„Sind Sie die immer selben alten, einfachen Bilder leid?“
Unsere Sehgewohnheiten verändern sich durch die Entwicklungen und den Einfluss des Internets und der uns dort ständig überflutenden Bildmengen, ins Besondere bei der Nutzung von sozialen Medien; die ansteigende Masse an Bildmaterial drängt uns auch im geisteswissenschaftlichen Diskurs über technisch-methodische aber auch interpretativ-analysierende Maßnahmen nachzudenken.

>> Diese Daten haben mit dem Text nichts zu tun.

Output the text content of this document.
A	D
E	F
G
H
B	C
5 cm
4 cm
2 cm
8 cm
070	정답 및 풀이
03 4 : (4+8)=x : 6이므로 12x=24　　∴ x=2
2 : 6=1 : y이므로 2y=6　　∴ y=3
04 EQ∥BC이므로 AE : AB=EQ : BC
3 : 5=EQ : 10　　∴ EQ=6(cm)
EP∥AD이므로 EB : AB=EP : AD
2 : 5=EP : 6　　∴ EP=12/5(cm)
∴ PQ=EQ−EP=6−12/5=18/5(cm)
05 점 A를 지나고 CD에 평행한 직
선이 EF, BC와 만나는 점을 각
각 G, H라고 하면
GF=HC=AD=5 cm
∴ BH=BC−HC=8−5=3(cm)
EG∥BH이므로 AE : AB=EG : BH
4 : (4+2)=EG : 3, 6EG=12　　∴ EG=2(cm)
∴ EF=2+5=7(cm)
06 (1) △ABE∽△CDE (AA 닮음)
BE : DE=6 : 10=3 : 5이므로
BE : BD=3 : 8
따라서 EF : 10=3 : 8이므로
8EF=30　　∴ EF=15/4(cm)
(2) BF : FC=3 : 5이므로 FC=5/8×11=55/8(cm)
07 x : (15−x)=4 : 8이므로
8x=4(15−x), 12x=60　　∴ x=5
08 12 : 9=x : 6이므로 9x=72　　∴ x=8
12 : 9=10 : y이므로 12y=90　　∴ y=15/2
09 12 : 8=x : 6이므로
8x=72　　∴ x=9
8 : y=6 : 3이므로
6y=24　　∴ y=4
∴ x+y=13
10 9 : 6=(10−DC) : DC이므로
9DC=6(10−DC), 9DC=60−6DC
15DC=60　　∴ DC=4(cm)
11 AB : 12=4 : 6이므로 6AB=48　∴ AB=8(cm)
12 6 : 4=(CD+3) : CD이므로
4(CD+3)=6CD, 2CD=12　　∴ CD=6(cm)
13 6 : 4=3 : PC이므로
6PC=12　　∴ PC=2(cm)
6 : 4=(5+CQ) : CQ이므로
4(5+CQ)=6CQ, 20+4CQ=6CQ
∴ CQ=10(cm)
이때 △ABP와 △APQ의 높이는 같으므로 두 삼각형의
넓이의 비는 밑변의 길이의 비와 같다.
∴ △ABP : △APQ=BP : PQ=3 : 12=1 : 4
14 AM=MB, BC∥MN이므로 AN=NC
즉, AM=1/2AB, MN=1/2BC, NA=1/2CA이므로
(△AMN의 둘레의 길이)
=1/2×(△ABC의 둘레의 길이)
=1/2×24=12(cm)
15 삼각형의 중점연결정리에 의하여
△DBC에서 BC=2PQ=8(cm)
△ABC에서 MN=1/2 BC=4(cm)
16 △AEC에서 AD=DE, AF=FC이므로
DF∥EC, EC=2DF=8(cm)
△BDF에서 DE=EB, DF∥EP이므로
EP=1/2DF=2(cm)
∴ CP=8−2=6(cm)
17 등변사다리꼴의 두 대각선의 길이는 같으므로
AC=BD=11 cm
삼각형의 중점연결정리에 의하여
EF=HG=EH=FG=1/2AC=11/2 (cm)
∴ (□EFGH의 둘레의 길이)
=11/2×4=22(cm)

An die Stelle des Fortschrittsglaubens ist die Anerkennung der Komplexität des Sehens und Verstehens getreten. Hinzu kommt der technische Fortschritt, der unsere Wahrnehmung durch immer schneller werdende Bildfolgen verändert, aber auch durch Bildwelten, die sich in- und umeinander legen. So entstehen mehrdimensionale Beziehungsgeflechte, die zum einen die Grenzen unseres kognitiven Systems ausreizen, zum anderen aber auch auf die Wahrnehmung und das ästhetische Bewusstsein einwirken. Diese durch die technischen Möglichkeiten bedingten Veränderungen führen zum Teil zu hoch komplexen Wahrnehmungs-, Speicherungs- und Assoziationsgeflechten, deren Entschlüsselung nur annähernd gelingen kann.
Im Zuge der Recherchen zu meinem Dissertationsprojekt Die imaginäre Stadt – Erinnerungsort oder Palimpsest? Studien zur Medialisierung der modernen Großstadt[1] hinterfrage ich paradigmatisch einige dieser Beziehungsgeflechte in ihrer Wahrnehmung und ihrem Erleben. Anhand eines Erinnerungsortes im öffentlich urbanen Raum der Metropole Rom, setze ich mich mit den veränderten Blicken und Assoziationen einer durch den Digital Turn geprägten Gesellschaft des 21. Jahrhunderts auseinander. Dabei gilt es zu erörtern, inwieweit sich die Bedeutung solcher Orte, ihre symbolische Belegung und ihr Verständnis im Laufe der Zeit verändert hat: Dort wo neue Assoziationen in Form von Fotografien, Filmen oder politischen Statements auf bereits bestehende Kunstwerke projiziert werden, entsteht ein mehrschichtiges, sinnübergreifendes oder auch sinnveränderndes Narrativ, das sich im vorliegenden materiellen Bestand zu einem ,neuen‘ Kunstwerk verdichtet.
Dabei fokussiere ich vornehmlich das Medium der Fotografie, das seinerseits ständig technische Neuerungen erfährt: Neben den professionellen Digital-Kameras werden auch die Kamerafunktionen der diversen Smartphones kontinuierlich weiterentwickelt. Diese technischen Neuerungen beeinflussen nicht nur die alltägliche Praxis des Fotografierens wie auch die Struktur von Social-Media Netzwerken, sondern auch die sozial erworbenen Sehgewohnheiten.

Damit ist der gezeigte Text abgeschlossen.